After strenuous efforts by both sides, an agreement was finally reached on February 12, 2009. According to the agreement, Aluminum Corp. of China (Chinalco) will invest $19.5 billion in Rio Tinto Group, easing the Anglo-Australian miner's heavy debt burden while securing Chinese access to long-coveted mining resources. The deal is China's biggest overseas investment to date and will almost double Chinalco's existing 9.3 percent stake in Rio Tinto Group to 18 percent. Meanwhile, the deal entitles Chinalco to nominate two non-executive board members to join the company's 15-member board.

Rio Tinto will retain operational control of the joint ventures, with the Chinese company holding a maximum stake of 50 percent in the aluminum mine at Yarwun, Australia. Chinalco's stakes in other joint ventures will range from 15 percent to 49 percent.

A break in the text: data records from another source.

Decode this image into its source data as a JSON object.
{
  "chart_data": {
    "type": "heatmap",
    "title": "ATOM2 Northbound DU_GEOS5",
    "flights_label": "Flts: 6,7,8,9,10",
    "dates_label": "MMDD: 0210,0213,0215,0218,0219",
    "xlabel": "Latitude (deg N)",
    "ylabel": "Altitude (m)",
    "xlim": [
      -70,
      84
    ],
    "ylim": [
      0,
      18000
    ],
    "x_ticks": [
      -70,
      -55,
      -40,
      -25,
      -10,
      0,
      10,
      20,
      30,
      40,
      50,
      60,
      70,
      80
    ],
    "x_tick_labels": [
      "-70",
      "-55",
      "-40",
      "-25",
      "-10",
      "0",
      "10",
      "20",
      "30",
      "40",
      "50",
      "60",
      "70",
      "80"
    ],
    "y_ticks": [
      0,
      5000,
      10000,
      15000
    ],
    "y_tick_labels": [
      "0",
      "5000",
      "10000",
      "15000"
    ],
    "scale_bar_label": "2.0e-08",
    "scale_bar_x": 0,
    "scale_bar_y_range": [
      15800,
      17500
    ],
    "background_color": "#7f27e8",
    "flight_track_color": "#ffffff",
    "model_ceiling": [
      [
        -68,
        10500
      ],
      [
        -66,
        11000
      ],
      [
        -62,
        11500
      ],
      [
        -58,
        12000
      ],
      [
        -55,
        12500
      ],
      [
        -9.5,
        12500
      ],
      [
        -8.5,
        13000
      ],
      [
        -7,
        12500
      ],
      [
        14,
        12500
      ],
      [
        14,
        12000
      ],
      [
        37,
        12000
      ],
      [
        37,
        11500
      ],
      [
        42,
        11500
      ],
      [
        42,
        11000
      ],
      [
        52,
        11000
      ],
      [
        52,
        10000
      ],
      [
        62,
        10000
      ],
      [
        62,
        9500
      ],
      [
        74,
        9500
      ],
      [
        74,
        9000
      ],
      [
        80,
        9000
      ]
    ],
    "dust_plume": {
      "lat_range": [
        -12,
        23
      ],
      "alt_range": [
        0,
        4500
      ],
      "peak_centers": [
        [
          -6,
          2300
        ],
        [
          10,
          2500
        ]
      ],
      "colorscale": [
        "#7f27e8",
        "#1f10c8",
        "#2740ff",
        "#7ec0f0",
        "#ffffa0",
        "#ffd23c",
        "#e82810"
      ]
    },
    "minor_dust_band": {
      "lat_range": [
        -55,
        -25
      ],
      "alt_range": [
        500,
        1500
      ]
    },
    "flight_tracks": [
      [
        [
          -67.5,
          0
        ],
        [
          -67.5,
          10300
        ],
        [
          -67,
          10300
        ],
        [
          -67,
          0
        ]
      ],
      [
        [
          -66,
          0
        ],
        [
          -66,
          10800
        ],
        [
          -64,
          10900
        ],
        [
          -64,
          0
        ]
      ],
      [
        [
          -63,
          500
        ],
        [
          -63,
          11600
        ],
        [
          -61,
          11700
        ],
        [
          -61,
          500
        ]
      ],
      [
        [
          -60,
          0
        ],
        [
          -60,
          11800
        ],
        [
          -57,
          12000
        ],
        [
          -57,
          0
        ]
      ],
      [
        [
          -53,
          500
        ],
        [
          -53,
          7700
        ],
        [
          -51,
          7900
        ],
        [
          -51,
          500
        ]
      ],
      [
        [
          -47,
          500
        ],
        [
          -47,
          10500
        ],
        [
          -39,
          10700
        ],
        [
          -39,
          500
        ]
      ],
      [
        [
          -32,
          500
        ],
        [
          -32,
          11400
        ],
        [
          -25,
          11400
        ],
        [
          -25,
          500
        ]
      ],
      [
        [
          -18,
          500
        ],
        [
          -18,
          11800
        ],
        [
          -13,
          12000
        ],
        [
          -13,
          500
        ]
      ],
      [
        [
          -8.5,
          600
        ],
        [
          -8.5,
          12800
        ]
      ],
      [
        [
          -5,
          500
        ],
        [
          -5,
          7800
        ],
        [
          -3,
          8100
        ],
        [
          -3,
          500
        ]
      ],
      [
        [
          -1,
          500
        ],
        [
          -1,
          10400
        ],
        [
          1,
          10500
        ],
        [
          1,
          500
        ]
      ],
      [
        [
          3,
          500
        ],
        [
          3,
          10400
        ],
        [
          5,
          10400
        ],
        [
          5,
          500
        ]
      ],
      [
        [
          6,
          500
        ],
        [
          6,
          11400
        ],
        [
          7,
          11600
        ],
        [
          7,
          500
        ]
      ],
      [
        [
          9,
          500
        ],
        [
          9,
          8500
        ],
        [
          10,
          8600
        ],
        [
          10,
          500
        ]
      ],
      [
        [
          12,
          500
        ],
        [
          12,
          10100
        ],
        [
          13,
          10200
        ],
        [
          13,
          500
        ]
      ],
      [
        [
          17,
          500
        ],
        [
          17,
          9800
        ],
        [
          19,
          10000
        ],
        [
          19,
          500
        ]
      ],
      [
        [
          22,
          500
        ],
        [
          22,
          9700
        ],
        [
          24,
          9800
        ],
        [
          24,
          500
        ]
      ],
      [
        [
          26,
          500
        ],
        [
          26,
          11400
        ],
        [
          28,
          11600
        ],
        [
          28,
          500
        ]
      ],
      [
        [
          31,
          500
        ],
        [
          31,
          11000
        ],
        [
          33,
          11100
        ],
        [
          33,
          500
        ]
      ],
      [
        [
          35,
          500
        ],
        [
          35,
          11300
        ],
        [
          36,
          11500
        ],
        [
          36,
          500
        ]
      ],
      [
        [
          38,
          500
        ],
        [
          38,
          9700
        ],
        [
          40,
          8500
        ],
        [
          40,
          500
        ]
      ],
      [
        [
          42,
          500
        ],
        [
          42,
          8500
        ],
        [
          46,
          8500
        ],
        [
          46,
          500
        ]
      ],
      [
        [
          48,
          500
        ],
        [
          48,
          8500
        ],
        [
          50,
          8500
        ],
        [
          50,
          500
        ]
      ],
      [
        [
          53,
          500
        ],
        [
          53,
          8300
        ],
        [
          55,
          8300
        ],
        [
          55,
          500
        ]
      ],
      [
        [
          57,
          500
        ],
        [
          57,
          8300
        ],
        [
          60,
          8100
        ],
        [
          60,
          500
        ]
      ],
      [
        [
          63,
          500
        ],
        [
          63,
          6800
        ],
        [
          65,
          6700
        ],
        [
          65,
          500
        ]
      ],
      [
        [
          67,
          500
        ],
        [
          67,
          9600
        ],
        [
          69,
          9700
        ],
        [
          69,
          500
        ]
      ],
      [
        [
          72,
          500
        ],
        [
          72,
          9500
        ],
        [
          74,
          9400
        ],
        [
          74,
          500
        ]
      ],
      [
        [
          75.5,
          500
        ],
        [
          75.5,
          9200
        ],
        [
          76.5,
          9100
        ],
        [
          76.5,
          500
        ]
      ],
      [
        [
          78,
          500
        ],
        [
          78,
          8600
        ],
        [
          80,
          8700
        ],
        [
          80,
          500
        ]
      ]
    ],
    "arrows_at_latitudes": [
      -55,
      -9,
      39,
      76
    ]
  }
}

After the announcement of the agreement, some small shareholders expressed their dissatisfaction that the deal, in their view, had inclined too much towards Chinalco's side, and they stated their concern that their interests would not be looked after. Experts believe that Rio Tinto made its choice based on its eagerness for capital to relieve its debt burden and cash flow pressures; otherwise it would have had to face bankruptcy.

Though the two parties have already reached agreement, there still remains a question over whether the project will be approved by Rio Tinto's shareholders and by the Australian government.